Module 6: Algorithms for ML Engineers
Standard algorithm courses teach sorting, searching, and graph traversal in abstract. ML engineers need the same concepts applied to specific problems: building embedding lookup tables for 100 billion user-item pairs, performing k-nearest-neighbor search in 1536-dimensional space at 10ms latency, sampling from a multinomial distribution efficiently during autoregressive decoding, and understanding why transformer attention is O(n^2) in sequence length.
This module covers algorithms through the lens of problems you will actually encounter.
Why Algorithms Matter in ML
Embedding tables at scale. A recommendation system with 100 billion user-item pairs needs O(1) average lookup. A naive array is too slow. A Python dict has too much overhead. Understanding hash maps lets you choose between numpy arrays, custom C hash tables, and approximate structures.
Vector search. Nearest neighbor search in high-dimensional spaces is a fundamental ML operation - powering RAG retrieval, recommendation candidates, and duplicate detection. Brute force is O(n×d) per query. HNSW gives you approximate O(log n) search. FAISS's IVF gives you configurable accuracy-speed tradeoffs. Choosing correctly requires understanding the algorithms.

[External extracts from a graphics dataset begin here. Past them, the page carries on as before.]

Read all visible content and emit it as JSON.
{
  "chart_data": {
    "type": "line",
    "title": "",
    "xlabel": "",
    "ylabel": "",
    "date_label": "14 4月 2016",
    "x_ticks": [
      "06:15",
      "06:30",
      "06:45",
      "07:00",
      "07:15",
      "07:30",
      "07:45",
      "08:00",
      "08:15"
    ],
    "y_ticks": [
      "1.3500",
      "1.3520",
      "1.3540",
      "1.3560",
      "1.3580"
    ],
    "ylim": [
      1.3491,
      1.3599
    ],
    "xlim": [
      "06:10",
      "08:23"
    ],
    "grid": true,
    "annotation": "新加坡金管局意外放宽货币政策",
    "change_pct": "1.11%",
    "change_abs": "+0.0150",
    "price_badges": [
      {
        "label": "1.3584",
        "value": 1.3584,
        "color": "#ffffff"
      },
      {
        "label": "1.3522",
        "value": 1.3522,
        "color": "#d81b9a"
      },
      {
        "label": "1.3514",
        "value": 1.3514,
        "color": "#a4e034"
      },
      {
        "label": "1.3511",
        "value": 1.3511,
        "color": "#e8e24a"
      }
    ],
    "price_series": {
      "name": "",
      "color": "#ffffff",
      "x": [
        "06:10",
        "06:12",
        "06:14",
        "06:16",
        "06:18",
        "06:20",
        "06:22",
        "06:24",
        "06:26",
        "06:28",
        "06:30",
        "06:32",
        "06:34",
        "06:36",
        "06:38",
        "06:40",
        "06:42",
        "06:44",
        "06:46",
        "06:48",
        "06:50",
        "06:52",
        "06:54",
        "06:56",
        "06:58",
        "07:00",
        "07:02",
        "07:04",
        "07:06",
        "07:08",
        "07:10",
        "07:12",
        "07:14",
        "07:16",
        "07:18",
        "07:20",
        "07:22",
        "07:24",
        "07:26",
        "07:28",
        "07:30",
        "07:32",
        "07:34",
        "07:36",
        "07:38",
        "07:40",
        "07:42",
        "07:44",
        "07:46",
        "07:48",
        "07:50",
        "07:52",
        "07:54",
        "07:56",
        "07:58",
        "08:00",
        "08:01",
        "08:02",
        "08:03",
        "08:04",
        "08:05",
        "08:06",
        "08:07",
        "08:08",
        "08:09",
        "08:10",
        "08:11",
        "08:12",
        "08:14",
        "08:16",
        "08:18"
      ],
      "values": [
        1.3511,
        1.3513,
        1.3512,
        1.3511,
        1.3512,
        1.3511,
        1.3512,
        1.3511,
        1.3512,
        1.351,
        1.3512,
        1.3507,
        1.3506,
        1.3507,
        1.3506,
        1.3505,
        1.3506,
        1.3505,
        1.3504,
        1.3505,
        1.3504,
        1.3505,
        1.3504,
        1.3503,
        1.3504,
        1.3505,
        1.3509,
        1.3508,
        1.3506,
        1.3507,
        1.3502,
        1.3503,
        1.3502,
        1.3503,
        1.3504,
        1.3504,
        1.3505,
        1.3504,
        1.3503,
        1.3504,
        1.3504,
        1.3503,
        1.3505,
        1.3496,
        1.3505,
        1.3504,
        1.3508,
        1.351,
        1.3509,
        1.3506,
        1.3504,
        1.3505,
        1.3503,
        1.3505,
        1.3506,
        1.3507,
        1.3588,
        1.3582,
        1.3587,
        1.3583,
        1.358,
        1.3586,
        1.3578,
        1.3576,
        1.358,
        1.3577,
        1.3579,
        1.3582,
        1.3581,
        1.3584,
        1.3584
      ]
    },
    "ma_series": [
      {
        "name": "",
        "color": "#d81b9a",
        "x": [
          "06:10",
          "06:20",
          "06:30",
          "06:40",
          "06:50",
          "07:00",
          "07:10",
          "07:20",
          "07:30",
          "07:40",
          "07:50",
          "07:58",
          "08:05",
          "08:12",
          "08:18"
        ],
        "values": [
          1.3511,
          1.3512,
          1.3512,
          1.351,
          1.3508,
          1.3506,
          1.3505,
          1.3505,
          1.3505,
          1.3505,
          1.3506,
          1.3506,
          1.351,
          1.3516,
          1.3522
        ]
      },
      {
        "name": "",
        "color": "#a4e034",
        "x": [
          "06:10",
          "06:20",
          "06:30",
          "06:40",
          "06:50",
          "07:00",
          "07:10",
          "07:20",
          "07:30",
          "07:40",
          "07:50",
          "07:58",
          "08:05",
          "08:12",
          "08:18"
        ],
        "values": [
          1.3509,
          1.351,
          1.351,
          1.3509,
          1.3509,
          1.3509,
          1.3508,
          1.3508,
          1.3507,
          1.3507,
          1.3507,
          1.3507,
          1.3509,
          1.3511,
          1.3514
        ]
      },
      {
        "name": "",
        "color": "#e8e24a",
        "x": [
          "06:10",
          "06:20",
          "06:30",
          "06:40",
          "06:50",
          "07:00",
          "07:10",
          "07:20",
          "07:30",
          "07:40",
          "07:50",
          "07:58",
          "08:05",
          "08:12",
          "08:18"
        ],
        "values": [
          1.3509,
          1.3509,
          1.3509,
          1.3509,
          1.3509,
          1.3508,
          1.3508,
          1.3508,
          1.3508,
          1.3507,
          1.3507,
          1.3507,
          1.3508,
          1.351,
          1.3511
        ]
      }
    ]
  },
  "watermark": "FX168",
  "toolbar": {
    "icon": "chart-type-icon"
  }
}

Attention complexity. Standard transformer attention is O(n^2) in sequence length. This is why 4K-context models were the norm for years. FlashAttention does not change the complexity class but reduces the constant factor by 5-10x through better memory access. Linear attention reduces the complexity class to O(n) but trades approximation quality. Understanding the algorithmic tradeoff is required to reason about long-context model design.
Algorithm Complexity in ML Operations
Lessons in This Module
| # | Lesson | Key Concept |
|---|---|---|
| 1 | Time and Space Complexity for ML | Big-O in practice, when constant factors dominate |
| 2 | Hash Maps and Embeddings | Open addressing, load factors, vocabulary lookup |
| 3 | Trees and Approximate Nearest Neighbors | KD-tree, ball tree, HNSW, IVF, FAISS |
| 4 | Sorting and Sampling at Scale | Reservoir sampling, weighted sampling, top-k |
| 5 | Graph Algorithms for GNNs | BFS/DFS on graphs, subgraph sampling, message passing |
| 6 | Randomized Algorithms in ML | MinHash, LSH, random projections, sketch algorithms |
| 7 | Dynamic Programming in ML | Viterbi, CTC decoding, sequence alignment |
| 8 | Algorithmic Complexity of Attention | O(n^2) analysis, FlashAttention, linear attention |
Key Concepts You Will Master
- HNSW graph structure - the hierarchical navigable small world graph that powers production vector search
- Reservoir sampling - sampling k items from a stream without knowing the stream size
- Top-k with partial sort - O(n log k) instead of O(n log n) for beam search
- LSH (Locality Sensitive Hashing) - the family of algorithms that enable approximate similarity search
- CTC decoding - the dynamic programming algorithm behind speech recognition output alignment
Prerequisites
- Basic algorithm knowledge (O notation, sorting, searching)
- Python proficiency